Tentu saja, ini masih hanya satu sudut kecil yan bisa kita lihat tentang Pancasila. Kita belum menyertakan sudut-sudut lain, seperti bagaimana isi pelbagai regulasi yang diciptakan di masa reformasi menaungi para orang kaya yang berbisnis dan berpolitik dan meminggirkan rakyat dari naungan payung undang-undang tersebut. Atau bagaimana jumlah koruptor yang tidak pernah habis-habisnya.

Jadi, kita harus memahami Pancasila seperti ini, Pancasila hanya sebuah gagasan politik yang kebetulan Soekarno mampu mencangkokkannya di dalam sistem politik kita.
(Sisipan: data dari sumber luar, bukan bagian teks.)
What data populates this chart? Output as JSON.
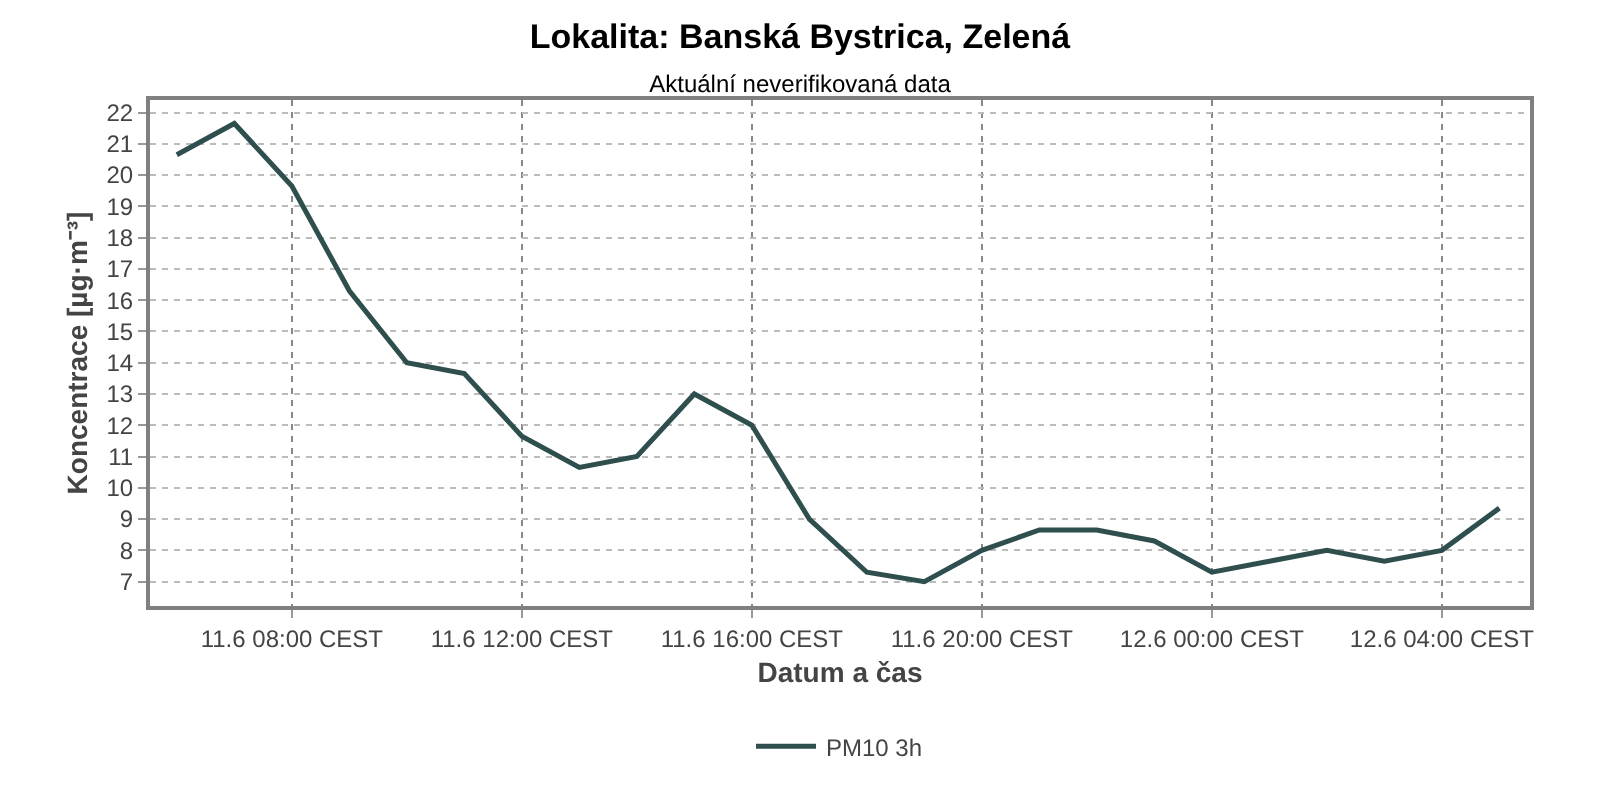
{
  "chart_data": {
    "type": "line",
    "title": "Lokalita: Banská Bystrica, Zelená",
    "subtitle": "Aktuální neverifikovaná data",
    "xlabel": "Datum a čas",
    "ylabel": "Koncentrace [µg·m⁻³]",
    "x": [
      "--06-11T06:00",
      "--06-11T07:00",
      "--06-11T08:00",
      "--06-11T09:00",
      "--06-11T10:00",
      "--06-11T11:00",
      "--06-11T12:00",
      "--06-11T13:00",
      "--06-11T14:00",
      "--06-11T15:00",
      "--06-11T16:00",
      "--06-11T17:00",
      "--06-11T18:00",
      "--06-11T19:00",
      "--06-11T20:00",
      "--06-11T21:00",
      "--06-11T22:00",
      "--06-11T23:00",
      "--06-12T00:00",
      "--06-12T01:00",
      "--06-12T02:00",
      "--06-12T03:00",
      "--06-12T04:00",
      "--06-12T05:00"
    ],
    "series": [
      {
        "name": "PM10 3h",
        "color": "#2f4f4f",
        "values": [
          20.65,
          21.65,
          19.65,
          16.3,
          14.0,
          13.65,
          11.65,
          10.65,
          11.0,
          13.0,
          12.0,
          9.0,
          7.3,
          7.0,
          8.0,
          8.65,
          8.65,
          8.3,
          7.3,
          7.65,
          8.0,
          7.65,
          8.0,
          9.35
        ]
      }
    ],
    "xlim": [
      "--06-11T05:32",
      "--06-12T05:32"
    ],
    "xticks": [
      {
        "value": "--06-11T08:00",
        "label": "11.6 08:00 CEST"
      },
      {
        "value": "--06-11T12:00",
        "label": "11.6 12:00 CEST"
      },
      {
        "value": "--06-11T16:00",
        "label": "11.6 16:00 CEST"
      },
      {
        "value": "--06-11T20:00",
        "label": "11.6 20:00 CEST"
      },
      {
        "value": "--06-12T00:00",
        "label": "12.6 00:00 CEST"
      },
      {
        "value": "--06-12T04:00",
        "label": "12.6 04:00 CEST"
      }
    ],
    "ylim": [
      6.22,
      22.4
    ],
    "yticks": [
      7,
      8,
      9,
      10,
      11,
      12,
      13,
      14,
      15,
      16,
      17,
      18,
      19,
      20,
      21,
      22
    ],
    "grid": true,
    "legend": "bottom",
    "marker": "none",
    "line_style": "solid"
  }
}
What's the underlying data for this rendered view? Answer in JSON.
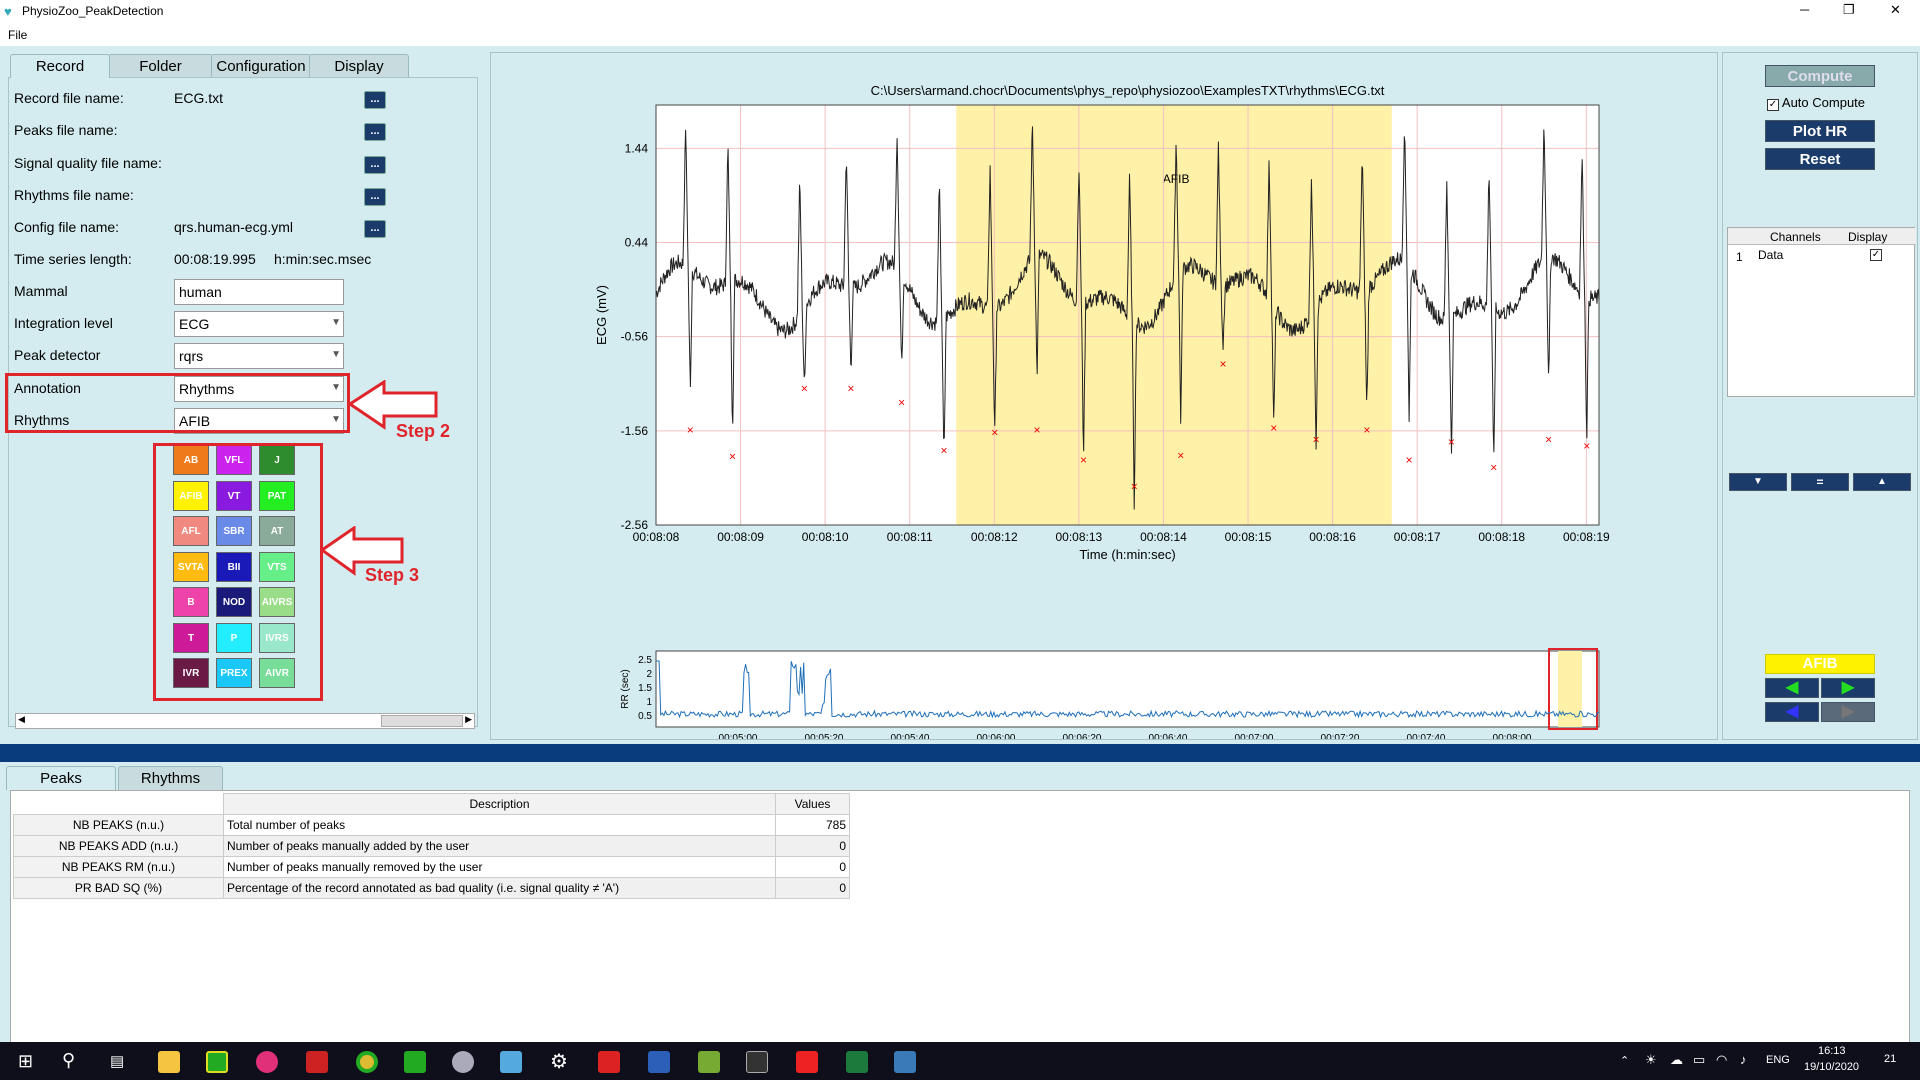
{
  "window": {
    "title": "PhysioZoo_PeakDetection",
    "controls": [
      "─",
      "❐",
      "✕"
    ]
  },
  "menu": {
    "file": "File"
  },
  "left_tabs": [
    "Record",
    "Folder",
    "Configuration",
    "Display"
  ],
  "record": {
    "record_file_label": "Record file name:",
    "record_file_value": "ECG.txt",
    "peaks_file_label": "Peaks file name:",
    "sq_file_label": "Signal quality file name:",
    "rhythms_file_label": "Rhythms file name:",
    "config_file_label": "Config file name:",
    "config_file_value": "qrs.human-ecg.yml",
    "ts_length_label": "Time series length:",
    "ts_length_value": "00:08:19.995",
    "ts_length_unit": "h:min:sec.msec",
    "mammal_label": "Mammal",
    "mammal_value": "human",
    "integration_label": "Integration level",
    "integration_value": "ECG",
    "peak_detector_label": "Peak detector",
    "peak_detector_value": "rqrs",
    "annotation_label": "Annotation",
    "annotation_value": "Rhythms",
    "rhythms_label": "Rhythms",
    "rhythms_value": "AFIB",
    "browse": "..."
  },
  "rhythm_buttons": [
    {
      "label": "AB",
      "color": "#ee7a1a"
    },
    {
      "label": "VFL",
      "color": "#cc22ee"
    },
    {
      "label": "J",
      "color": "#2e8b2e"
    },
    {
      "label": "AFIB",
      "color": "#fff200"
    },
    {
      "label": "VT",
      "color": "#8a1ae0"
    },
    {
      "label": "PAT",
      "color": "#22ee22"
    },
    {
      "label": "AFL",
      "color": "#f08a80"
    },
    {
      "label": "SBR",
      "color": "#6a8ae8"
    },
    {
      "label": "AT",
      "color": "#8aaa9a"
    },
    {
      "label": "SVTA",
      "color": "#ffbb10"
    },
    {
      "label": "BII",
      "color": "#1a1ab8"
    },
    {
      "label": "VTS",
      "color": "#66ee88"
    },
    {
      "label": "B",
      "color": "#ee44aa"
    },
    {
      "label": "NOD",
      "color": "#1a1a7a"
    },
    {
      "label": "AIVRS",
      "color": "#99dd88"
    },
    {
      "label": "T",
      "color": "#cc1a99"
    },
    {
      "label": "P",
      "color": "#22eeff"
    },
    {
      "label": "IVRS",
      "color": "#99e8cc"
    },
    {
      "label": "IVR",
      "color": "#6a1a44"
    },
    {
      "label": "PREX",
      "color": "#1ac8f8"
    },
    {
      "label": "AIVR",
      "color": "#77dd99"
    }
  ],
  "annotations": {
    "step2": "Step 2",
    "step3": "Step 3"
  },
  "chart_data": {
    "type": "line",
    "title": "C:\\Users\\armand.chocr\\Documents\\phys_repo\\physiozoo\\ExamplesTXT\\rhythms\\ECG.txt",
    "xlabel": "Time (h:min:sec)",
    "ylabel": "ECG (mV)",
    "y_ticks": [
      "1.44",
      "0.44",
      "-0.56",
      "-1.56",
      "-2.56"
    ],
    "x_ticks": [
      "00:08:08",
      "00:08:09",
      "00:08:10",
      "00:08:11",
      "00:08:12",
      "00:08:13",
      "00:08:14",
      "00:08:15",
      "00:08:16",
      "00:08:17",
      "00:08:18",
      "00:08:19"
    ],
    "ylim": [
      -2.56,
      1.9
    ],
    "highlight": {
      "label": "AFIB",
      "color": "#fff2a8"
    },
    "rr_ylabel": "RR (sec)",
    "rr_y_ticks": [
      "2.5",
      "2",
      "1.5",
      "1",
      "0.5"
    ],
    "rr_x_ticks": [
      "00:05:00",
      "00:05:20",
      "00:05:40",
      "00:06:00",
      "00:06:20",
      "00:06:40",
      "00:07:00",
      "00:07:20",
      "00:07:40",
      "00:08:00"
    ]
  },
  "right_panel": {
    "compute": "Compute",
    "auto_compute": "Auto Compute",
    "plot_hr": "Plot HR",
    "reset": "Reset",
    "channels_header": "Channels",
    "display_header": "Display",
    "row_index": "1",
    "row_channel": "Data",
    "nav_down": "▼",
    "nav_eq": "=",
    "nav_up": "▲",
    "afib_button": "AFIB"
  },
  "bottom_tabs": [
    "Peaks",
    "Rhythms"
  ],
  "results": {
    "desc_header": "Description",
    "values_header": "Values",
    "rows": [
      {
        "name": "NB PEAKS (n.u.)",
        "desc": "Total number of peaks",
        "value": "785"
      },
      {
        "name": "NB PEAKS ADD (n.u.)",
        "desc": "Number of peaks manually added by the user",
        "value": "0"
      },
      {
        "name": "NB PEAKS RM (n.u.)",
        "desc": "Number of peaks manually removed by the user",
        "value": "0"
      },
      {
        "name": "PR BAD SQ (%)",
        "desc": "Percentage of the record annotated as bad quality (i.e. signal quality ≠ 'A')",
        "value": "0"
      }
    ]
  },
  "taskbar": {
    "lang": "ENG",
    "time": "16:13",
    "date": "19/10/2020",
    "notif": "21"
  }
}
Tetapi, politik adalah kebudayaan yang terus bergerak dan dinamis.-yang kemudian menjadi utopia, ketika kebudayaan lain yang lebih besar dan kuat lebih mampu mejejalkan hegemoni pemikiran pedagang besar ke dalam anggota masyarakat yang kemudian menjadi pemimpin.

Pancasila, percayalah, bila Rachmawati Soekarnoputri saja, tidak percaya terhadap niat para penguasa bahkan kepada saudaranya akan menjalankan Pancasila seperti gagasan Soekarno -kita mungkin harus sadar kini, bahwa Pancasila dilahirkan sebagai mitos moral dan ditakdirkan sebagai retorika semata. Tidak akan lebih. Kecuali ada kehendak lain dari Anda, segenap rakyat Indonesia.